В больших городах есть водоносы, которые разносят воду по домам в трехгаллонных контейнерах, широких снизу и узких сверху и укрепленных железными обручами. Один контейнер обойдется вам в пенни: это не дешево, учитывая, что вы не знаете, где эту воду набирали. В больших городах существуют также системы централизованного водоснабжения через фонтаны; к сожалению, многие из них уже старые и дряхлые, а свинец, из которого делают трубы, часто воруют, потому что металл дорог. Тем не менее чаще всего в городе добывают воду, именно наполняя ведра из фонтана. В Эксетере есть подземный водопровод, действующий еще со Средних веков, но старые трубы, проходящие по тоннелям, требуют постоянного ремонта: деревянные трубы прогнивают, а у свинцовых ослабевают соединения. В Плимуте все еще хуже, несмотря на то что он стоит у моря и на месте слияния двух рек. В 1585 году издали специальный акт, позволивший сэру Фрэнсису Дрейку построить желоб для доставки в город воды из реки Миви, расположенной в 17 милях от Плимута, в Дартмуре. Не менее интересны в этом плане машины, выкачивающие воду из-под Лондонского моста.
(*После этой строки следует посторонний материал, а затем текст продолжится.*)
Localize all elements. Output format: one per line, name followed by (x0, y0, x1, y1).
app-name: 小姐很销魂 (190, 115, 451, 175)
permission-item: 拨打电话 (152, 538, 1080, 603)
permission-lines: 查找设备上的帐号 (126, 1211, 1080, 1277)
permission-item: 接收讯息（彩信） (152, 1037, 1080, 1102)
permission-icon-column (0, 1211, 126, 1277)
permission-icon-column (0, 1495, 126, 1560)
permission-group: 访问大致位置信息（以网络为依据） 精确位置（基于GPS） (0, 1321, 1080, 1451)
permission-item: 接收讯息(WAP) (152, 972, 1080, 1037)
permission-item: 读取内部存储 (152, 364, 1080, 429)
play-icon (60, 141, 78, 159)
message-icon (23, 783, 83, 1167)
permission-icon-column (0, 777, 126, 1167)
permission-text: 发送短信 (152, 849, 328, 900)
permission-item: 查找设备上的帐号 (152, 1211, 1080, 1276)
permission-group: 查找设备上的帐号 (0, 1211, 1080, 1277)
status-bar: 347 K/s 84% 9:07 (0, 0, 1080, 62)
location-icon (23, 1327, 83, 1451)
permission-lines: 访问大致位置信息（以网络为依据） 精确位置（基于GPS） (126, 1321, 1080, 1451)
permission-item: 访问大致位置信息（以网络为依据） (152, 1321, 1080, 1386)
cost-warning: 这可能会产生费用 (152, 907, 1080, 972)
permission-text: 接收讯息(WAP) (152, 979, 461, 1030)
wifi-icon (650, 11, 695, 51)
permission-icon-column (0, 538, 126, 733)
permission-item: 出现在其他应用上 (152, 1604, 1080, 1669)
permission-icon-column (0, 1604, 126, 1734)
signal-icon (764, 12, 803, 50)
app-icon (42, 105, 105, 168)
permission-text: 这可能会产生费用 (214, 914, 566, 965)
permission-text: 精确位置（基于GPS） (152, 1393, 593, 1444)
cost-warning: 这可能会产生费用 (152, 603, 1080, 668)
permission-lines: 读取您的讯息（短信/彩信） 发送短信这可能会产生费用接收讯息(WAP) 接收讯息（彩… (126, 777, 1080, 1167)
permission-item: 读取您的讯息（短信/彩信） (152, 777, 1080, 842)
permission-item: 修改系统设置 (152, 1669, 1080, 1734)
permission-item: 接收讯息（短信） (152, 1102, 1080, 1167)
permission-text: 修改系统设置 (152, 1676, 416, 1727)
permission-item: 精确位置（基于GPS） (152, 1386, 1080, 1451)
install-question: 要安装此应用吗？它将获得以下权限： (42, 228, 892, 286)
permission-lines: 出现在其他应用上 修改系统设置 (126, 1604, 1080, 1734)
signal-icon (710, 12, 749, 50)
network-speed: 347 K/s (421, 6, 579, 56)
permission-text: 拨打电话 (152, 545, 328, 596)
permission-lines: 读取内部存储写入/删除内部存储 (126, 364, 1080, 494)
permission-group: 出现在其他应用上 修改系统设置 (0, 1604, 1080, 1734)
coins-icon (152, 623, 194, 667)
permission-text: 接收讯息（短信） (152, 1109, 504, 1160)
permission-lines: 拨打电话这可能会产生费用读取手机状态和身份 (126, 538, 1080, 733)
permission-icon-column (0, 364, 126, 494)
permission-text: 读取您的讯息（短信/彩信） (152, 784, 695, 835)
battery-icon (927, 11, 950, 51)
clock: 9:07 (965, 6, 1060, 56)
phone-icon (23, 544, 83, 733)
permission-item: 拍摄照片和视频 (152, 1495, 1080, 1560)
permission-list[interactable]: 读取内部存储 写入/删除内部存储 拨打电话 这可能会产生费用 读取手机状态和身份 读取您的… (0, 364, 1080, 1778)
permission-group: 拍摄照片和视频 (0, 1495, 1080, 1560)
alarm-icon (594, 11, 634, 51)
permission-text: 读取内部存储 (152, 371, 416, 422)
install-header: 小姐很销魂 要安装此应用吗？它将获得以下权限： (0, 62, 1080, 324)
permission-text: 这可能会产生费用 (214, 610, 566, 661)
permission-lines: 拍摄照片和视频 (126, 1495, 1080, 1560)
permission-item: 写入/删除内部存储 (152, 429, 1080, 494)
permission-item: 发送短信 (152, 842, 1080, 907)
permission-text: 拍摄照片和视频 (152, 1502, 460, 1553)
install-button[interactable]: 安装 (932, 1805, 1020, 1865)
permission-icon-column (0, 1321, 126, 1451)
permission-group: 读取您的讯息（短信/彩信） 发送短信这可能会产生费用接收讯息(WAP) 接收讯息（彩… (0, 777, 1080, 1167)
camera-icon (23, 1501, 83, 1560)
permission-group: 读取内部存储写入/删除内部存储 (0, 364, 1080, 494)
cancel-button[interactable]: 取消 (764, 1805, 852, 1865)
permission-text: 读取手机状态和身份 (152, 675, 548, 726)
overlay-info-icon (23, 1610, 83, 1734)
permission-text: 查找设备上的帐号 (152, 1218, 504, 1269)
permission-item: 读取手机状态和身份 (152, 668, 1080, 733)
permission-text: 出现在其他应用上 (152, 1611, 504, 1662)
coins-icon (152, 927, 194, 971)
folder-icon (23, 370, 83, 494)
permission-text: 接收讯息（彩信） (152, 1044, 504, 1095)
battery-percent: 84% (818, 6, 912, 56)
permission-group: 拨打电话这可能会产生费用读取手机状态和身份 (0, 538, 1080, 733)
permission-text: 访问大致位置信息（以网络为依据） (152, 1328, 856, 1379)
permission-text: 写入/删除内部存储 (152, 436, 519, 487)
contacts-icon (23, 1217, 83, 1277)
Питер Моррис подписал с лорд-мэром договор на поставку воды в дома с помощью системы водяных колес – она была запущена в 1582 году. Его конкурент Бивис Булмер вскоре запускает похожую систему. Опять-таки, она доступна только богатым. К тому же не забывайте, что это вода из Темзы – приливная, соленая, пригодная только для стирки. Если даже вы подключены к этому водопроводу, свежую воду все равно приходится носить из фонтанов.
В результате образуется целая иерархия по доставке воды. Если вы снимаете комнату на пятом этаже лондонского дома, то добывание воды – очень долгий и утомительный процесс. Вы должны дойти с парой ведер на коромысле до фонтана, отстоять очередь, наполнить ведра и донести их до своего обиталища, немало расплескав на деревянной лестнице по пути. Таким образом, умываться и мыть руки сподручнее тоже у фонтана. Вы даже увидите, как кое-кто моет в фонтане посуду, ловя нетерпеливые взгляды собравшихся в очереди людей с ведрами.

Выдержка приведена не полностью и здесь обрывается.